Hi, I am Angelica JumpinJackFarms daughter! I did buy them a "cheapo" ball from Target on Friday!

I took some cute pics of them playing with it. I started out buying it for Abbie but it turns out Zepp liked it way more then she did...

The first pic is of Abbie and the rest are of Zepp!


----------



## Chico (May 8, 2007)

I do have videos of the boys playing with a section of old hose and a flatish basket ball. I will see if husband can help me post them. I will keep the camera handy and hope I get a yoga ball video. I love the hoola-hoop idea !I was also thinking of getting the boys a wading pool this summer. Love all the photos, cute pictures. Aren't we lucky to have donkeys?!

chico


----------



## PaintedPromiseRanch (May 8, 2007)

my donkeys LOVE their orange cones, and their small dog-sized jolly balls!
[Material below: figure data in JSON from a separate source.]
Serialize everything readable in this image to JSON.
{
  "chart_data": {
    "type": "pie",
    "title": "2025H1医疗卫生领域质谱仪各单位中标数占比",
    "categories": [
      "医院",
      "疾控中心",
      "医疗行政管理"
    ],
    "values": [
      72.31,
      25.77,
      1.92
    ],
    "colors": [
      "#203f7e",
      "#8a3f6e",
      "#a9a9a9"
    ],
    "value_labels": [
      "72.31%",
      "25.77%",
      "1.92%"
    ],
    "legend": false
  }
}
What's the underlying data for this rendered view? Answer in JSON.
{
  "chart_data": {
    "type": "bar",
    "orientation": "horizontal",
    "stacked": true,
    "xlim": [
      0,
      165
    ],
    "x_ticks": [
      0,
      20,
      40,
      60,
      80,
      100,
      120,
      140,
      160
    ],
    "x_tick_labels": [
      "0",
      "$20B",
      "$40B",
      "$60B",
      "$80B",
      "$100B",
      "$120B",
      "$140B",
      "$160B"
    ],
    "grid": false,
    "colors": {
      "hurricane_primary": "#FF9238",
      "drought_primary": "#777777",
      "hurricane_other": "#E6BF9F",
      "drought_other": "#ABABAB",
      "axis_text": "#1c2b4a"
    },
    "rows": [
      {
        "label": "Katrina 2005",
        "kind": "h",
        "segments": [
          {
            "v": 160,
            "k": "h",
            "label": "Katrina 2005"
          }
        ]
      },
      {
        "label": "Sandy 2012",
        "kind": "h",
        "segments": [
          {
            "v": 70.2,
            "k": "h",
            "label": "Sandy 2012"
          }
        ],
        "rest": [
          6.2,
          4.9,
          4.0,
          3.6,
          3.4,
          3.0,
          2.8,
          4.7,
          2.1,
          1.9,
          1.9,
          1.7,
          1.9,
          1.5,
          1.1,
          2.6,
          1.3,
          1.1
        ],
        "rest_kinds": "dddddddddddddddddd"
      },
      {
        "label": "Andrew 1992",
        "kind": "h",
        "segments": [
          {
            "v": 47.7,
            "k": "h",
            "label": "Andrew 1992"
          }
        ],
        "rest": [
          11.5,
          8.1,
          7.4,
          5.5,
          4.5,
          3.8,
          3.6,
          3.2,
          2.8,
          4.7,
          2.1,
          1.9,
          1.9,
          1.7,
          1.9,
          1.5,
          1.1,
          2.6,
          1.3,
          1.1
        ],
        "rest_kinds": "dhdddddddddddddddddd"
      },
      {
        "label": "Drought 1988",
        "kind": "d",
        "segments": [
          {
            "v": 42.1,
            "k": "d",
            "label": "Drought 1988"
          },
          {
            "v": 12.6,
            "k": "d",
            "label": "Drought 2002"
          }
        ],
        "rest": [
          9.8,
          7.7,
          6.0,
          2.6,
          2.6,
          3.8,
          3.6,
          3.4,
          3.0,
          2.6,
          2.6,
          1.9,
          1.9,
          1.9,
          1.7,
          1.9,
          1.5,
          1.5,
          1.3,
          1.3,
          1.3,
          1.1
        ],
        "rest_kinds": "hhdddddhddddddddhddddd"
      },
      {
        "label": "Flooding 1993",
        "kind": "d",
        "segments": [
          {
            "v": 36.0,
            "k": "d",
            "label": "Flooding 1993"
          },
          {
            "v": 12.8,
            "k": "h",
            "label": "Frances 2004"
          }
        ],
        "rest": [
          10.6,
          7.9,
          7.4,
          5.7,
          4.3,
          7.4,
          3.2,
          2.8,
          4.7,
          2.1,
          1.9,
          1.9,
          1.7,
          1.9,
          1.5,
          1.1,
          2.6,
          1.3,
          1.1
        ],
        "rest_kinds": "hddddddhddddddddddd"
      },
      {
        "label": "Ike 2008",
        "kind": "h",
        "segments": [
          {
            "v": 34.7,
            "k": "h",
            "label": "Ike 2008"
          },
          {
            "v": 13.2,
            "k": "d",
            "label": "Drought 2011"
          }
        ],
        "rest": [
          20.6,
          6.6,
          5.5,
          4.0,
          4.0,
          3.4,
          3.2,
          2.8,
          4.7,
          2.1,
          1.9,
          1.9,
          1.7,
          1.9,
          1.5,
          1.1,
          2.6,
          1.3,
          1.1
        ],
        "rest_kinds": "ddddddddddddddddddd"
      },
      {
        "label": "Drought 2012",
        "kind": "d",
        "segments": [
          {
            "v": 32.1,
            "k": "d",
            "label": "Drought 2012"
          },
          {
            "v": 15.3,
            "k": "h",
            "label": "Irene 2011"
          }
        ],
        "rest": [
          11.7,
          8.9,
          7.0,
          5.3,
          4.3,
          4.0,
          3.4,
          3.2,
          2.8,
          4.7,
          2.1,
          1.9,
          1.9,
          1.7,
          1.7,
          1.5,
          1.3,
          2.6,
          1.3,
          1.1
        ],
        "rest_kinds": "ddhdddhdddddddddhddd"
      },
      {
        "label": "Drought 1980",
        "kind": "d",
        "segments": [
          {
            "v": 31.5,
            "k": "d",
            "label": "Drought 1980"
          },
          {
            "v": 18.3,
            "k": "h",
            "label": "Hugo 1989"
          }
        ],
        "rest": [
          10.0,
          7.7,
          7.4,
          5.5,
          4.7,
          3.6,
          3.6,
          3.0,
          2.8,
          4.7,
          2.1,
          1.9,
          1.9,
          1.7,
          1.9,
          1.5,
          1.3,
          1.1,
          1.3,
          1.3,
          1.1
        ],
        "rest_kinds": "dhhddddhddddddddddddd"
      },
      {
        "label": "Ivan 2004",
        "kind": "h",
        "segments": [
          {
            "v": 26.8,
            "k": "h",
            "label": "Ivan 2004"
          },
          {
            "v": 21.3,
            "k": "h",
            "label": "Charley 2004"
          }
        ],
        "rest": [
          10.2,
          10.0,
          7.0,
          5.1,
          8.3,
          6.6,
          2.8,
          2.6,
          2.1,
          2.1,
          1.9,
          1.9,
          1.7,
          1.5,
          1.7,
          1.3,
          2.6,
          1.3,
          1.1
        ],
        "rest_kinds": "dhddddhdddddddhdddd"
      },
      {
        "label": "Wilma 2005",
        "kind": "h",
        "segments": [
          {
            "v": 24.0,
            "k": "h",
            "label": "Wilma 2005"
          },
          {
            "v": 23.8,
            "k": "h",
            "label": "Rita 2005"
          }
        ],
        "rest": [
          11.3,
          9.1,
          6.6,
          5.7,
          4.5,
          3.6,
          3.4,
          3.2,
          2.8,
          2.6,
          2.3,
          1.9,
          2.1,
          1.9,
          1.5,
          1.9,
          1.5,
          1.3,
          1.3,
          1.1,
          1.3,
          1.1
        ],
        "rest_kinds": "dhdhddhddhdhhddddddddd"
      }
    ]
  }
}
Dillon also has old, going flat football, soccer ball, basket ball, bigger jolly ball - he loves those too although Zacchaeus the JRT mix steals them all the time. he also has a length of lead rope about 4 foot long, old and stiff, that i tie in a loop around the fence and he tugs on it till he gets it off, then carries it around until i tie if back on the fence. i have not seen Wiley or Trooper play with toys though... nor the older jennets, although the young ones do play with the cones.


----------



## Emily's mom (May 8, 2007)

The toys sound like a good idea, I must look around the barn for flat old basketballs and such, not that Emily doesn't deserve new toys.



:



:


----------